Why do I do this? Please yell at me and tell me what an idiot I am. I get myself in these situations all the time because I don't want to be mean to people and I end up putting myself in really awkward, and sometimes dangerous, positions. How would you have handled it? I need to learn some new avoidance techniques. I need to learn to get a backbone. I need to learn a good brush-off. Something. Anything.

PLEASE.

3 comments:

Unknown said...

Make. Up. An. Excuse. And you had one, you know. You were waiting for a meeting, so it wouldn't have even been a lie.

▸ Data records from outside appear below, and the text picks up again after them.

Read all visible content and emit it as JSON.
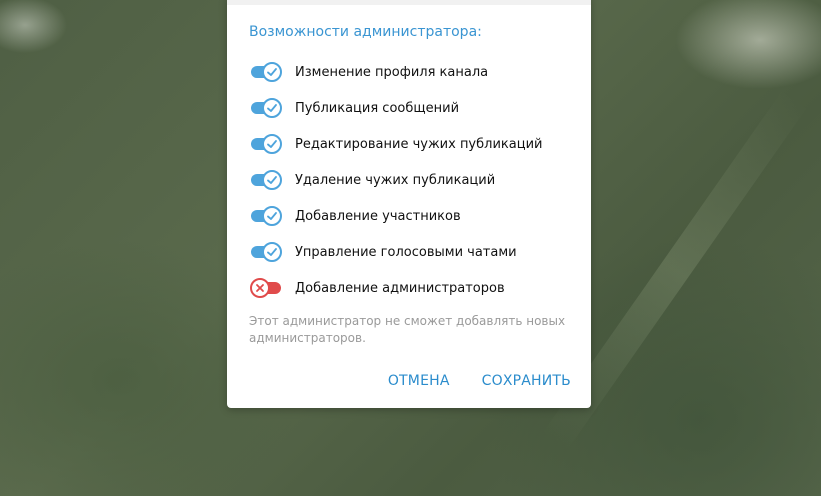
{
  "dialog": {
    "section_title": "Возможности администратора:",
    "permissions": [
      {
        "label": "Изменение профиля канала",
        "enabled": true
      },
      {
        "label": "Публикация сообщений",
        "enabled": true
      },
      {
        "label": "Редактирование чужих публикаций",
        "enabled": true
      },
      {
        "label": "Удаление чужих публикаций",
        "enabled": true
      },
      {
        "label": "Добавление участников",
        "enabled": true
      },
      {
        "label": "Управление голосовыми чатами",
        "enabled": true
      },
      {
        "label": "Добавление администраторов",
        "enabled": false
      }
    ],
    "note": "Этот администратор не сможет добавлять новых администраторов.",
    "cancel_label": "ОТМЕНА",
    "save_label": "СОХРАНИТЬ"
  },
  "colors": {
    "accent": "#3a95d2",
    "toggle_on": "#4ea4dc",
    "toggle_off": "#e04b4b",
    "note_text": "#9a9a9a"
  },
  "icons": {
    "on": "check-icon",
    "off": "cross-icon"
  }
}
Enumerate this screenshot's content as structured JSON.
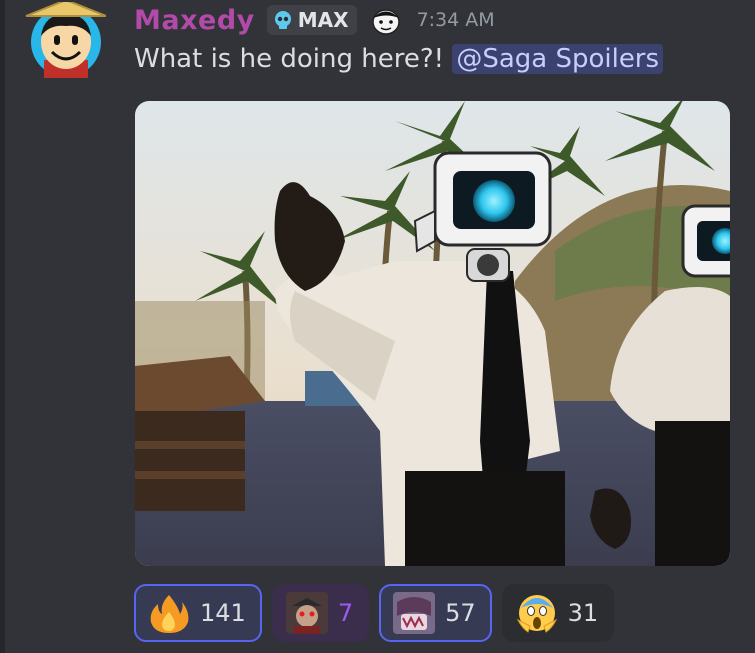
{
  "message": {
    "username": "Maxedy",
    "tag_label": "MAX",
    "timestamp": "7:34 AM",
    "text": "What is he doing here?!",
    "mention": "@Saga Spoilers"
  },
  "reactions": [
    {
      "emoji": "fire-emoji",
      "count": "141",
      "active": true
    },
    {
      "emoji": "custom-avatar-emoji",
      "count": "7",
      "active": false
    },
    {
      "emoji": "custom-creature-emoji",
      "count": "57",
      "active": true
    },
    {
      "emoji": "screaming-face-emoji",
      "count": "31",
      "active": false
    }
  ],
  "colors": {
    "background": "#313338",
    "username": "#b14aa9",
    "mention_bg": "#3c4270",
    "active_border": "#5865f2"
  }
}
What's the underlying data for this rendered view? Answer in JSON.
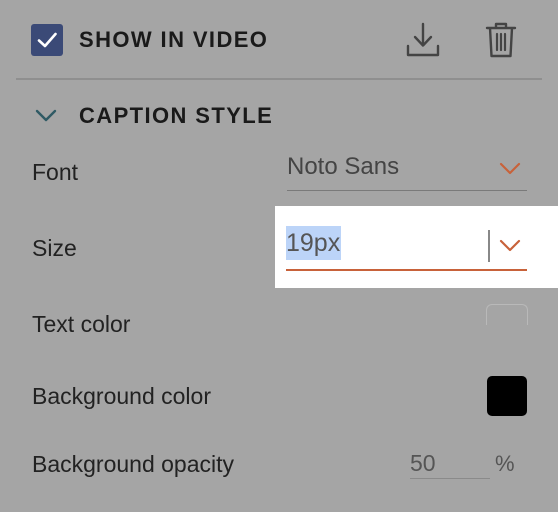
{
  "header": {
    "show_in_video_label": "SHOW IN VIDEO",
    "show_in_video_checked": true,
    "download_icon": "download-icon",
    "delete_icon": "trash-icon"
  },
  "caption_style": {
    "title": "CAPTION STYLE",
    "expanded": true,
    "font": {
      "label": "Font",
      "value": "Noto Sans"
    },
    "size": {
      "label": "Size",
      "value": "19px"
    },
    "text_color": {
      "label": "Text color"
    },
    "background_color": {
      "label": "Background color",
      "value": "#000000"
    },
    "background_opacity": {
      "label": "Background opacity",
      "value": "50",
      "unit": "%"
    }
  },
  "colors": {
    "accent": "#c8623a",
    "checkbox": "#3b4a77",
    "background": "#a5a5a5"
  }
}
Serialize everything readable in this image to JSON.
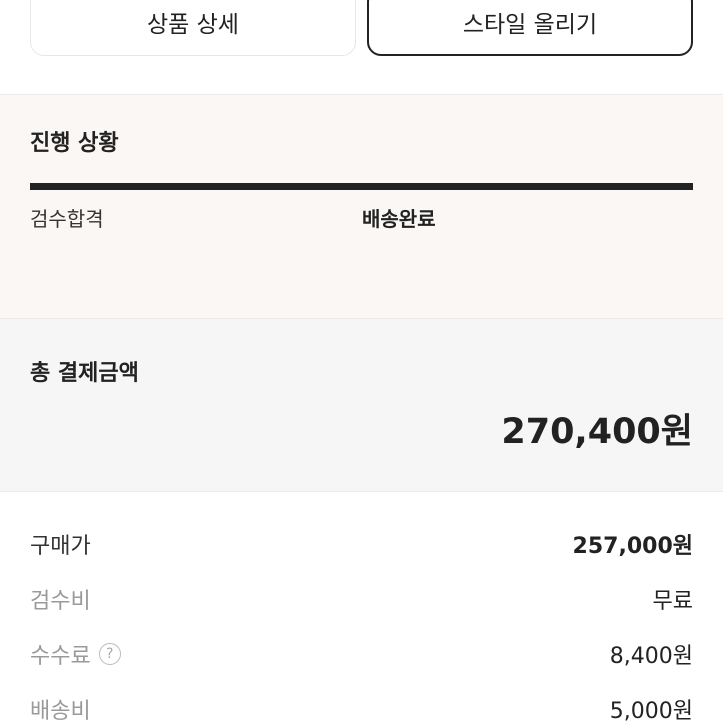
{
  "buttons": {
    "product_detail": "상품 상세",
    "upload_style": "스타일 올리기"
  },
  "progress": {
    "title": "진행 상황",
    "step_left": "검수합격",
    "step_right": "배송완료"
  },
  "total": {
    "title": "총 결제금액",
    "amount": "270,400원"
  },
  "breakdown": [
    {
      "label": "구매가",
      "value": "257,000원"
    },
    {
      "label": "검수비",
      "value": "무료"
    },
    {
      "label": "수수료",
      "value": "8,400원",
      "help_icon": "question-circle-icon"
    },
    {
      "label": "배송비",
      "value": "5,000원"
    }
  ]
}
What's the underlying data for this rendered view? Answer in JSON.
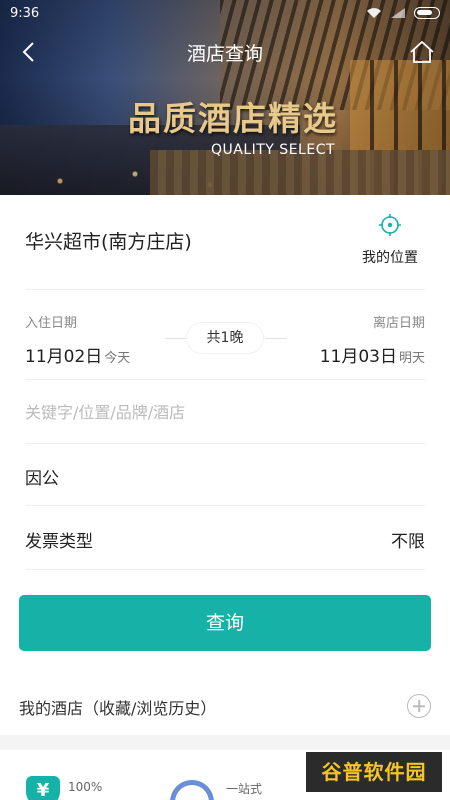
{
  "status_bar": {
    "time": "9:36"
  },
  "header": {
    "title": "酒店查询"
  },
  "banner": {
    "slogan_cn": "品质酒店精选",
    "slogan_en": "QUALITY SELECT"
  },
  "location": {
    "name": "华兴超市(南方庄店)",
    "my_location_label": "我的位置"
  },
  "dates": {
    "checkin_label": "入住日期",
    "checkout_label": "离店日期",
    "checkin_date": "11月02日",
    "checkin_hint": "今天",
    "checkout_date": "11月03日",
    "checkout_hint": "明天",
    "nights": "共1晚"
  },
  "keyword": {
    "placeholder": "关键字/位置/品牌/酒店",
    "value": ""
  },
  "purpose": {
    "value": "因公"
  },
  "invoice": {
    "label": "发票类型",
    "value": "不限"
  },
  "search_button": {
    "label": "查询"
  },
  "my_hotel": {
    "label": "我的酒店（收藏/浏览历史）"
  },
  "features": [
    {
      "icon": "yen-shield-icon",
      "text": "100%"
    },
    {
      "icon": "customer-service-icon",
      "text": "一站式"
    }
  ],
  "watermark": {
    "text": "谷普软件园"
  },
  "colors": {
    "accent": "#16b2a7",
    "gold": "#e8c98b"
  }
}
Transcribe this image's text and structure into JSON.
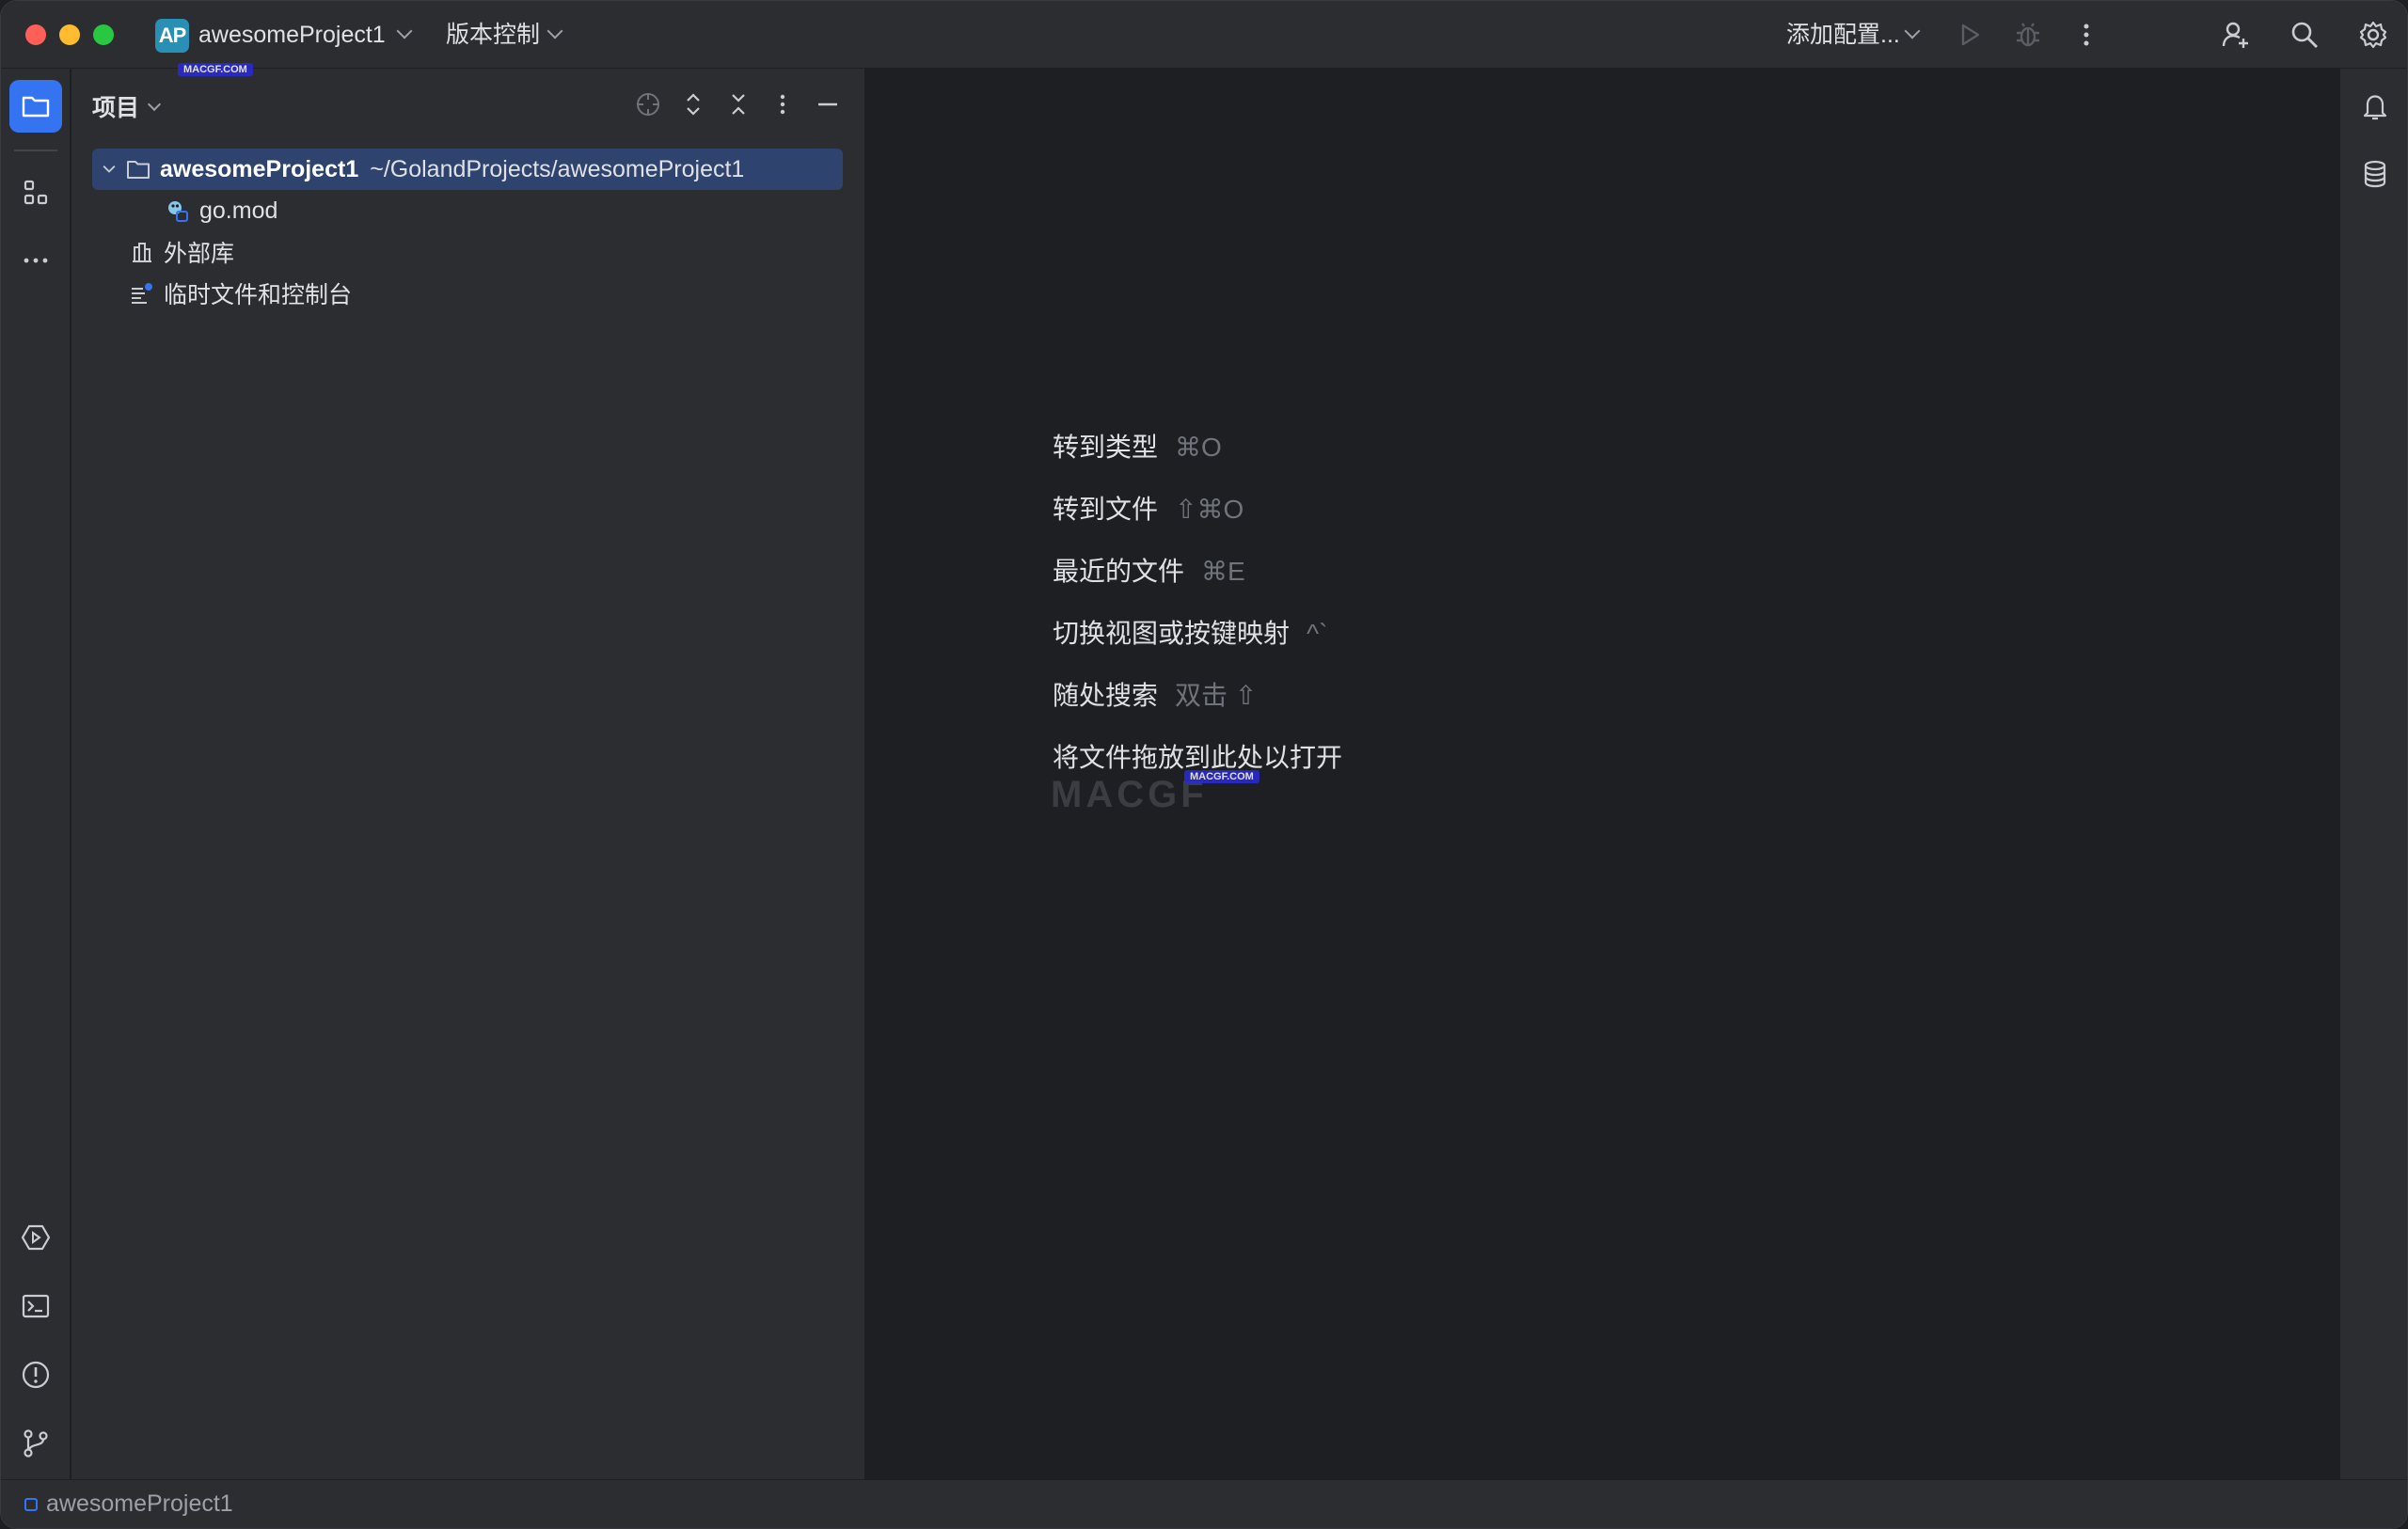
{
  "titlebar": {
    "project_badge": "AP",
    "project_name": "awesomeProject1",
    "vcs_label": "版本控制",
    "run_config": "添加配置..."
  },
  "project_panel": {
    "title": "项目",
    "tree": [
      {
        "name": "awesomeProject1",
        "path": "~/GolandProjects/awesomeProject1",
        "icon": "folder-icon",
        "selected": true
      },
      {
        "name": "go.mod",
        "icon": "go-mod-icon"
      },
      {
        "name": "外部库",
        "icon": "library-icon"
      },
      {
        "name": "临时文件和控制台",
        "icon": "scratch-icon"
      }
    ]
  },
  "editor": {
    "hints": [
      {
        "label": "转到类型",
        "key": "⌘O"
      },
      {
        "label": "转到文件",
        "key": "⇧⌘O"
      },
      {
        "label": "最近的文件",
        "key": "⌘E"
      },
      {
        "label": "切换视图或按键映射",
        "key": "^`"
      },
      {
        "label": "随处搜索",
        "key": "双击 ⇧"
      },
      {
        "label": "将文件拖放到此处以打开",
        "key": ""
      }
    ]
  },
  "watermarks": {
    "top": "MACGF.COM",
    "center": "MACGF.COM",
    "logo": "MACGF"
  },
  "statusbar": {
    "project": "awesomeProject1"
  },
  "colors": {
    "accent": "#3574f0",
    "selection": "#2e436e",
    "background": "#1e1f22",
    "panel": "#2b2d30"
  }
}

I had a similar situation in a Starbucks once, and also at the airport. Lesson learned: when you start getting weird vibes, which is probably your mind/body's way of telling you that you should get out, start thinking up an excuse to get yourself out.

Anonymous said...

Wow. Super creepy! I would have said, "Well... I've got to run!" and walked away. He's probably harmless. Hopefully.

Ami said...

cate - thanks for the advice. you'd think i could have come up with that on my own, but it's like all my senses just fly out the window when i'm approached by anyone, really. i've been thinking about it, and it doesn't even have to be a man. i'm just plain too nice sometimes. i'm going to work on this though. make up an excuse. make up an excuse. this will be my new mantra.

reluctant - you're right, he probably is harmless. however, he did call yesterday (i was starting to breathe a sigh of relief thinking he might not) three times and on the third finally left a message. i'm not planning to call him back, but that makes me feel bad because i don't want to hurt his feelings. See? this is what i go through.